By JUSTIN SPIKE
KAHRAMANMARAS, Turkey (AP) — Precious hours have turned to tense days across earthquake-hit southern Turkey as fewer people are pulled alive from the rubble. While family members watch rescue workers shift to recovery, they also face an awful truth: that it’s unlikely they’ll ever be reunited with their missing loved ones.
In Nurdagi, a city of around 40,000 nestled between snowy mountains some 35 miles (56 kilometers) from the epicenter of the quake, throngs of onlookers — mostly family members of people trapped inside — watched on Thursday as heavy machines ripped at one building which had collapsed, its floors pancaked together with little more than a few inches in between.
Mehmet Yilmaz, 67, watched from a distance as bulldozers and other demolition equipment began to bring down what remained of the building where six members of his family — including three children and a three-month-old baby — were trapped.
The operation there had become one not of rescue, but of demolition.
“There’s no hope. We can’t give up our hope in God, but they entered the building with listening devices and dogs and there was nothing,” said Yilmaz. He hasn’t moved from his hopeful perch beside the building for three days.
He estimated about 80 people were still trapped within the collapsed structure, but said he didn’t believe any of them would be recovered alive.
“The building looks like stacks of paper and cardboard, the fifth floor and the first floor have collided into one,” he said grimly, his eyes full of resignation.
Scarcely a building remains in Nurdagi that has not suffered major damage.
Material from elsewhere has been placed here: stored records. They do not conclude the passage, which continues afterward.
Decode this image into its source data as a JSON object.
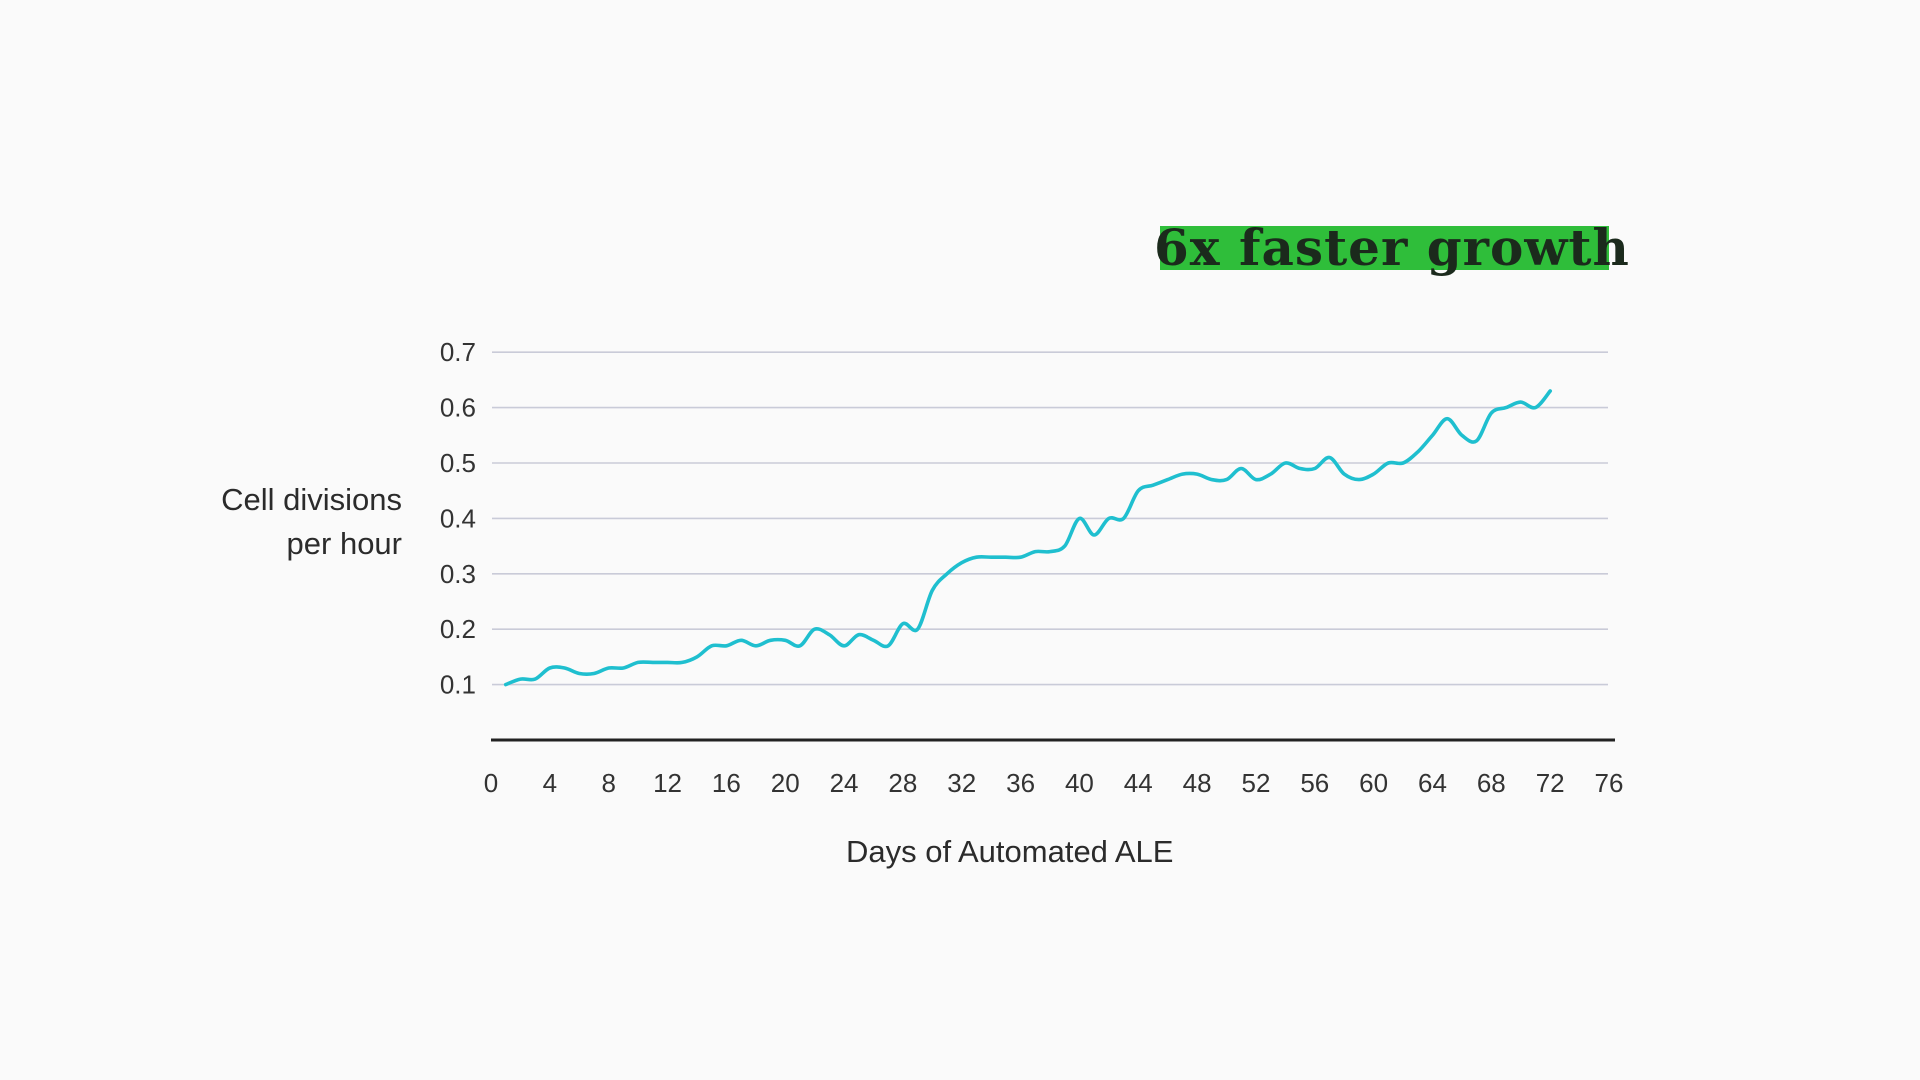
{
  "headline": "6x faster growth",
  "colors": {
    "background": "#fafafa",
    "headline_highlight": "#2fbe3a",
    "line": "#1fbfcf",
    "grid": "#c9cbd8",
    "axis": "#222222"
  },
  "chart_data": {
    "type": "line",
    "xlabel": "Days of Automated ALE",
    "ylabel": [
      "Cell divisions",
      "per hour"
    ],
    "xlim": [
      0,
      76
    ],
    "ylim": [
      0,
      0.7
    ],
    "xticks": [
      "0",
      "4",
      "8",
      "12",
      "16",
      "20",
      "24",
      "28",
      "32",
      "36",
      "40",
      "44",
      "48",
      "52",
      "56",
      "60",
      "64",
      "68",
      "72",
      "76"
    ],
    "yticks": [
      "0.1",
      "0.2",
      "0.3",
      "0.4",
      "0.5",
      "0.6",
      "0.7"
    ],
    "grid": true,
    "series": [
      {
        "color": "#1fbfcf",
        "x": [
          1,
          2,
          3,
          4,
          5,
          6,
          7,
          8,
          9,
          10,
          11,
          12,
          13,
          14,
          15,
          16,
          17,
          18,
          19,
          20,
          21,
          22,
          23,
          24,
          25,
          26,
          27,
          28,
          29,
          30,
          31,
          32,
          33,
          34,
          35,
          36,
          37,
          38,
          39,
          40,
          41,
          42,
          43,
          44,
          45,
          46,
          47,
          48,
          49,
          50,
          51,
          52,
          53,
          54,
          55,
          56,
          57,
          58,
          59,
          60,
          61,
          62,
          63,
          64,
          65,
          66,
          67,
          68,
          69,
          70,
          71,
          72
        ],
        "y": [
          0.1,
          0.11,
          0.11,
          0.13,
          0.13,
          0.12,
          0.12,
          0.13,
          0.13,
          0.14,
          0.14,
          0.14,
          0.14,
          0.15,
          0.17,
          0.17,
          0.18,
          0.17,
          0.18,
          0.18,
          0.17,
          0.2,
          0.19,
          0.17,
          0.19,
          0.18,
          0.17,
          0.21,
          0.2,
          0.27,
          0.3,
          0.32,
          0.33,
          0.33,
          0.33,
          0.33,
          0.34,
          0.34,
          0.35,
          0.4,
          0.37,
          0.4,
          0.4,
          0.45,
          0.46,
          0.47,
          0.48,
          0.48,
          0.47,
          0.47,
          0.49,
          0.47,
          0.48,
          0.5,
          0.49,
          0.49,
          0.51,
          0.48,
          0.47,
          0.48,
          0.5,
          0.5,
          0.52,
          0.55,
          0.58,
          0.55,
          0.54,
          0.59,
          0.6,
          0.61,
          0.6,
          0.63
        ]
      }
    ]
  }
}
In those where it was believed there could still be survivors, workers used pick axes, jackhammers and shovels to carefully chip away at the hunks of concrete and twisted knots of rebar in hopes of discovering a sign of life. In other buildings, like the one where Yilmaz’s family was trapped, it became more about recovery.
In Kahramanmaras, the nearest city to the earthquake’s epicenter, workers on Thursday continued to search for survivors, but most of their discoveries were comprised of the dead. Standing atop a tall mound of debris, three men reached into a crevice and pulled out a body wrapped in a red blanket, its bare feet protruding.
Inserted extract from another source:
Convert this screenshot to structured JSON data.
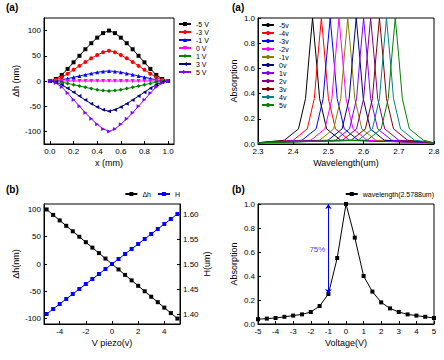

The body was placed in the bucket of a backhoe and slowly lowered to the ground.
One rescue worker was heard saying that his psychological state was in decline after days of searching, and that the smell of death among the rubble was becoming too much to bear.
Nearby, an indoor sports hall serves as a makeshift morgue to accommodate and identify bodies that were recovered from the debris. On the basketball court-sized floor of the hall lay dozens of bodies wrapped in blankets or black shrouds, at least one of which seemed to be the small body of a five or six-year-old child.
At the entrance to the morgue, a man wept aloud over a black body bag that lie next to another in the bed of a small truck.
“I’m 70 years old! God should have taken me, not my son!” he cried.
Erdal Usta, an assistant to the provincial prosecutor, said the bodies that are dug from the rubble are brought to the building and catalogued, and await identification by relatives who can then transport them to receive burial.
One woman, who did not wish to give her name, said she had brought the body of her father-in-law to the morgue to be formally registered as deceased. She and her family, she said, had dug the man out of the debris with their own hands, but he had been crushed in the collapse.
In Nurdagi, 67-year-old Mehmet Nasir Dusan sat in a chair watching as the remnants of a 9-floor building were brought down by excavators in billowing clouds of dust. He said he held no hope, either, of reuniting with his five family members trapped beneath the debris.
Still, he said, recovering their bodies would bring some small comfort.
“We’re not leaving this site until we can recover their bodies, even if it takes ten days,” he said. “My family is destroyed now.”